La parenthèse historique est terminée. Revenons au film qui sert donc pour Foreman à pointer du doigt l’HUAC. Les bandits qui reviennent au bout d’un certain temps pour avoir la peau du shérif, qui n’arrive pas à trouver de soutien, incarnent l’HUAC qui accuse les artistes d’Hollywood et qui est tellement effrayante que peu de personnes n’osent l’affronter. Cette lecture cachée ne saute pas aux yeux mais elle a pourtant été immédiatement comprise à Hollywood : John Wayne, conservateur modèle, a détesté ce film qu’il juge anti-américain. Elia Kazan s’est senti obligé de réponde de la même façon : en réalisant un (néanmoins très bon) film justifiant son point de vue et donc la délation : On the Docks (Sur les Quais). High Noon a donc eu un fort impact sur le Hollywood de l'époque. Il est d'ailleurs amusant de remarquer que Gary Cooper qui interprète magistralement ce shérif, symbole des artistes d'Hollywood isolés car soupçonnés de communisme, est un conservateur affirmé.

 

High noon gang

 L'HUAC prête à en découdre avec la pourriture communiste

High Noon est un grand et étrange western. Son rythme particulier le distingue des autres chefs d'oeuvre du genre et lui donne une tonalité singulière particulièrement plaisante. Le scénario et la mise en scène nous font partager la peur croissante d'un shérif isolé mais déterminé.
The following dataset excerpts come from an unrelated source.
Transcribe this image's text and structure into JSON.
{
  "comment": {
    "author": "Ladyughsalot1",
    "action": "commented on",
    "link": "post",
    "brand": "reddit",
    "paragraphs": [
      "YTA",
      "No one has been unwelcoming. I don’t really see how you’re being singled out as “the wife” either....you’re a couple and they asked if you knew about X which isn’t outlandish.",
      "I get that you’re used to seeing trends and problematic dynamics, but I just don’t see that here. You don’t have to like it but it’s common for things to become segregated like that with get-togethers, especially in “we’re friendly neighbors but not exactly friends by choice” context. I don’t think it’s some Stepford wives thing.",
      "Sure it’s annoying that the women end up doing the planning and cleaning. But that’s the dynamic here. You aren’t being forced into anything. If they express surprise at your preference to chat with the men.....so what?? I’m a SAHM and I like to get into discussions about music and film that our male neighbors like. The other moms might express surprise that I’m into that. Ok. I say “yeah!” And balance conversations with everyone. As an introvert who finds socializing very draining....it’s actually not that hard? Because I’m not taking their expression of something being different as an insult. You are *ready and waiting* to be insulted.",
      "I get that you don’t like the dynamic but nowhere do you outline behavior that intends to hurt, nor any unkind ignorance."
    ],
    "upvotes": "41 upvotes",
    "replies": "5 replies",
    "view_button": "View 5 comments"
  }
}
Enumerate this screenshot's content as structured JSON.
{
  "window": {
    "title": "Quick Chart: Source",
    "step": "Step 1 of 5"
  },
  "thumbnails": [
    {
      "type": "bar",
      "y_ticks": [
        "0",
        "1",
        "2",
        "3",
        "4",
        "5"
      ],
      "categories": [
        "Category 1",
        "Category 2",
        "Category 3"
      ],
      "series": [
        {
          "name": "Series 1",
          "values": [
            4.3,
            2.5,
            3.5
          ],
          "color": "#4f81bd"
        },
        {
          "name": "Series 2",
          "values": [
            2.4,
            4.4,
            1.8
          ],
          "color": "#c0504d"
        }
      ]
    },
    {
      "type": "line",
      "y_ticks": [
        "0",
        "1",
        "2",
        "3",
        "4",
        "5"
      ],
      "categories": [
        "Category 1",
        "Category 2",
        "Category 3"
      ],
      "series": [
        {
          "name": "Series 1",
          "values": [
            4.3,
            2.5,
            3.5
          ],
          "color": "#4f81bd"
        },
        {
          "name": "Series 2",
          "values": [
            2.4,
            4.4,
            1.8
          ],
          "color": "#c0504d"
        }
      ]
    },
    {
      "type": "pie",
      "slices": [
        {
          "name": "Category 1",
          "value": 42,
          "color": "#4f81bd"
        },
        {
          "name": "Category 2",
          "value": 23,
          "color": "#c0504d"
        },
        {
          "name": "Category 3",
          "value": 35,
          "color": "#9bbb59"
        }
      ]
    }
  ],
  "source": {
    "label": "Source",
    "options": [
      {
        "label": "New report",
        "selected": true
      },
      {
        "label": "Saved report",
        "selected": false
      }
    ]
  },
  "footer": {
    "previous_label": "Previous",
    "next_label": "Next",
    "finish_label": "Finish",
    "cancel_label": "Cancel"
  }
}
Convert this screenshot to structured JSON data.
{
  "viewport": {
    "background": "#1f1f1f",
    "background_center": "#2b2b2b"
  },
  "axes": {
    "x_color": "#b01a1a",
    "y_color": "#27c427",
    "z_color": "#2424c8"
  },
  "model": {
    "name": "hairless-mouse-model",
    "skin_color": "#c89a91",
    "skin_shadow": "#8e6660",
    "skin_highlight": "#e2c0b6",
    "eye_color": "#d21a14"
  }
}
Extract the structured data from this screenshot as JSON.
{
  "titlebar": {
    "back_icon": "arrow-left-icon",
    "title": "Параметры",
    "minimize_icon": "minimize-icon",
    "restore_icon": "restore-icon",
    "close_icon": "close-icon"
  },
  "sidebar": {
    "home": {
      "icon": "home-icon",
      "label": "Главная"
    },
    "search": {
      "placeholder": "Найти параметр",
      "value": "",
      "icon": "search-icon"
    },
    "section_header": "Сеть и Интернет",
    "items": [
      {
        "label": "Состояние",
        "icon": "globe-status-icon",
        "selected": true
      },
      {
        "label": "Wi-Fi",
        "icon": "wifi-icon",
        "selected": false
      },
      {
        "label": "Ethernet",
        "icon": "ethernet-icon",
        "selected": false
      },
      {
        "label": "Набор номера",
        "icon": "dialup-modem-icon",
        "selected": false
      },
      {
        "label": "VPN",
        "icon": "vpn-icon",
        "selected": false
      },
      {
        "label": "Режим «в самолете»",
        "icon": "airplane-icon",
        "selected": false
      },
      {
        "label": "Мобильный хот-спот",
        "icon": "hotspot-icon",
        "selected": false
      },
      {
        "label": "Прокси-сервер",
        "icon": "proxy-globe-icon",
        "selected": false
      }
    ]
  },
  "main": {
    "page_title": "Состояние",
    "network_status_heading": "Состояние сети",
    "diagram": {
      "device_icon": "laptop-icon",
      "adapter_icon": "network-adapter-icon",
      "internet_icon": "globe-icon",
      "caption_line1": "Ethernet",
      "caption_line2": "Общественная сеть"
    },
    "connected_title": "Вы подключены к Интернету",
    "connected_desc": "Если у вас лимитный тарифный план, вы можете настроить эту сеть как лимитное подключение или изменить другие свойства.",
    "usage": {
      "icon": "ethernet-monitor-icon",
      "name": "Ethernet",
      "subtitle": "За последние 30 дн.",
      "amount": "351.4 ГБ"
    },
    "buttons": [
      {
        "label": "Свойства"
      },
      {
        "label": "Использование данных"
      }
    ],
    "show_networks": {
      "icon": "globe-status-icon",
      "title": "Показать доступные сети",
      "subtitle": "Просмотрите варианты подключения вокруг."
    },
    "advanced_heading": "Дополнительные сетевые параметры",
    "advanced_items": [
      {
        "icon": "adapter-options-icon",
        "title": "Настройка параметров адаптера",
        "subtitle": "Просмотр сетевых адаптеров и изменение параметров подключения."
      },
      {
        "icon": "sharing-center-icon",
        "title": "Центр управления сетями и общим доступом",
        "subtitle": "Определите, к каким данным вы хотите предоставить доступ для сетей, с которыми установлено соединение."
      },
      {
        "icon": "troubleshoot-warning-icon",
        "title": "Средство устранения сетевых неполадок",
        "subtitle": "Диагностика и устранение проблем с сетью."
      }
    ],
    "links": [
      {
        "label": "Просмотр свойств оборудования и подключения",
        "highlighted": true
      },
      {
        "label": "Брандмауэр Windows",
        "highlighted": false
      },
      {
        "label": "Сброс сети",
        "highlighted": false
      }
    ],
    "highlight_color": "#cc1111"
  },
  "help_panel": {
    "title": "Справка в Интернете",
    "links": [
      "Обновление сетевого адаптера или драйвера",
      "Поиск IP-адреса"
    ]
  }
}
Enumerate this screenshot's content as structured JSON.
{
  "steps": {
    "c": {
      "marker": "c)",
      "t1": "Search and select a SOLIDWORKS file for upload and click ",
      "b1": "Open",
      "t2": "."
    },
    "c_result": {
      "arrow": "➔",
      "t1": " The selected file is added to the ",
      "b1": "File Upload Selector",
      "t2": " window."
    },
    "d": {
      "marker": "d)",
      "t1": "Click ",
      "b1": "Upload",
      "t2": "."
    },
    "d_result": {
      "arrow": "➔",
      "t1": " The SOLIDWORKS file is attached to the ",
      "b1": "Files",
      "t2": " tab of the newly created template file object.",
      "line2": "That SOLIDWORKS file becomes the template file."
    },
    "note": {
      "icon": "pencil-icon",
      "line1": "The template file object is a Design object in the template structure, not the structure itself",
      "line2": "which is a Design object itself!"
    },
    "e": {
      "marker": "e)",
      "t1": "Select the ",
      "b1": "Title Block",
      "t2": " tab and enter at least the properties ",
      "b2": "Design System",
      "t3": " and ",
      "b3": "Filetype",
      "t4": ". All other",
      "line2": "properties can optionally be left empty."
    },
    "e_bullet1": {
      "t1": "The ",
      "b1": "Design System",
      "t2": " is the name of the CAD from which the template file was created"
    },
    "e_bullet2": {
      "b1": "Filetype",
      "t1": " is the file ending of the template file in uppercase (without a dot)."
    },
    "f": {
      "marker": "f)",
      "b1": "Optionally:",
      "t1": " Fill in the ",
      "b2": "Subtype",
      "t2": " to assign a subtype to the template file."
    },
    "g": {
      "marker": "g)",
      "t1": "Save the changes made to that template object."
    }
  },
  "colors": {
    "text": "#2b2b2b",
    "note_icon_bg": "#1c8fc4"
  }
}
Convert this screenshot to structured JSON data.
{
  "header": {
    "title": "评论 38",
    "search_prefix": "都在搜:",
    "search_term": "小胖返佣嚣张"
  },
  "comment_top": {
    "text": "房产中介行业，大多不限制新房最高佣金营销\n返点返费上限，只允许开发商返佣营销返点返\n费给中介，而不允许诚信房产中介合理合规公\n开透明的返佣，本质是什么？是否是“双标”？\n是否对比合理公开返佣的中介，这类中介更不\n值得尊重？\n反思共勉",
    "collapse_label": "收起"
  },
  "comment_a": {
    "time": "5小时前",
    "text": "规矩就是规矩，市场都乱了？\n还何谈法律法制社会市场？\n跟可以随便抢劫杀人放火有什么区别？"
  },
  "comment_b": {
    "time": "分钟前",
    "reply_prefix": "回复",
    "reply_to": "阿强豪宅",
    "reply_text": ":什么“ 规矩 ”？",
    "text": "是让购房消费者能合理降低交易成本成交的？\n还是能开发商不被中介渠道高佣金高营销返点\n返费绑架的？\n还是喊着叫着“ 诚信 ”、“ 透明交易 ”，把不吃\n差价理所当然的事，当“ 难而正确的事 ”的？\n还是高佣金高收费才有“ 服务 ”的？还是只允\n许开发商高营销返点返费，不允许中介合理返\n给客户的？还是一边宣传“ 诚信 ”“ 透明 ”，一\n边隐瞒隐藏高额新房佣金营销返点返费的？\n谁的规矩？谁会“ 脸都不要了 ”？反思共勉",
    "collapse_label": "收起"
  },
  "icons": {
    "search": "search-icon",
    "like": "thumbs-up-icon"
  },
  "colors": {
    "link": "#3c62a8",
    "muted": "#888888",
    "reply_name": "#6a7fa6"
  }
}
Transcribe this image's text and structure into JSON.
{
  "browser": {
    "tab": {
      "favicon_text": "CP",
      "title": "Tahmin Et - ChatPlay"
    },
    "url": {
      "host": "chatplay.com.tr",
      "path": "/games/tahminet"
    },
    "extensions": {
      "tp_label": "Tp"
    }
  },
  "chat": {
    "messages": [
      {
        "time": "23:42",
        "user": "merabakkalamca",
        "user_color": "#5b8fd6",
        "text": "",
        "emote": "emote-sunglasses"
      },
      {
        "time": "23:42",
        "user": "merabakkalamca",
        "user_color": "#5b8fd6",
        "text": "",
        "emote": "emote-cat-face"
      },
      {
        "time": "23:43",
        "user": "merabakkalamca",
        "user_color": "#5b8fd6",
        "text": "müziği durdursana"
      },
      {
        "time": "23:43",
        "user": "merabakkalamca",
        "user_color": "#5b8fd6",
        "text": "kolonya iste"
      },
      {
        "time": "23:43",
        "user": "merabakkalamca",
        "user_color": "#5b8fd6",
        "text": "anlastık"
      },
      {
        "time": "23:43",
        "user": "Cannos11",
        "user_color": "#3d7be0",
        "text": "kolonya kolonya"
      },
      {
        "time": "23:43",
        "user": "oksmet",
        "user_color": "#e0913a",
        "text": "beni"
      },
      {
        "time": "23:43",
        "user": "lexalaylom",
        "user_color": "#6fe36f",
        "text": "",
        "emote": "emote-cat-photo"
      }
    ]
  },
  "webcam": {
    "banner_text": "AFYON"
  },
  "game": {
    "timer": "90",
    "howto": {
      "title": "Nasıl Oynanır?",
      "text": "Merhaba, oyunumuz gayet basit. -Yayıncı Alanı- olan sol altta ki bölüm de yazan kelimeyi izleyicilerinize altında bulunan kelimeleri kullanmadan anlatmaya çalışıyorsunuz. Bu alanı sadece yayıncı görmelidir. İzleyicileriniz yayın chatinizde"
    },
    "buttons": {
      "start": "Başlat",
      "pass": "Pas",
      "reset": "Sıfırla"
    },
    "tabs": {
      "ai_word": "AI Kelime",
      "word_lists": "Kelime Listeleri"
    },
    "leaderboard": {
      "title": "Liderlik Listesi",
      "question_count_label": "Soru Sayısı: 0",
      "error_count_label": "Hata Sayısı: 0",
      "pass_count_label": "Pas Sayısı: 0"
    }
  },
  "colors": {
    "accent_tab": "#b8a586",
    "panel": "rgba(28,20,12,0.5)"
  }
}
Le contexte de l'époque donne une dimension supplémentaire à l'oeuvre en l'inscrivant dans une des périodes les plus troubles du rapport entre Hollywood et le monde politique.

4 1

 

Mehdi Khnissi

Enfant caché de Jean Grey et de Babar, je collectionne les bilboquets en bois.

Je regarde beaucoup de films longs et lents pour oublier l'absurdité de nos vies et je joue à FIFA aussi.

Aucune note. Soyez le premier à attribuer une note !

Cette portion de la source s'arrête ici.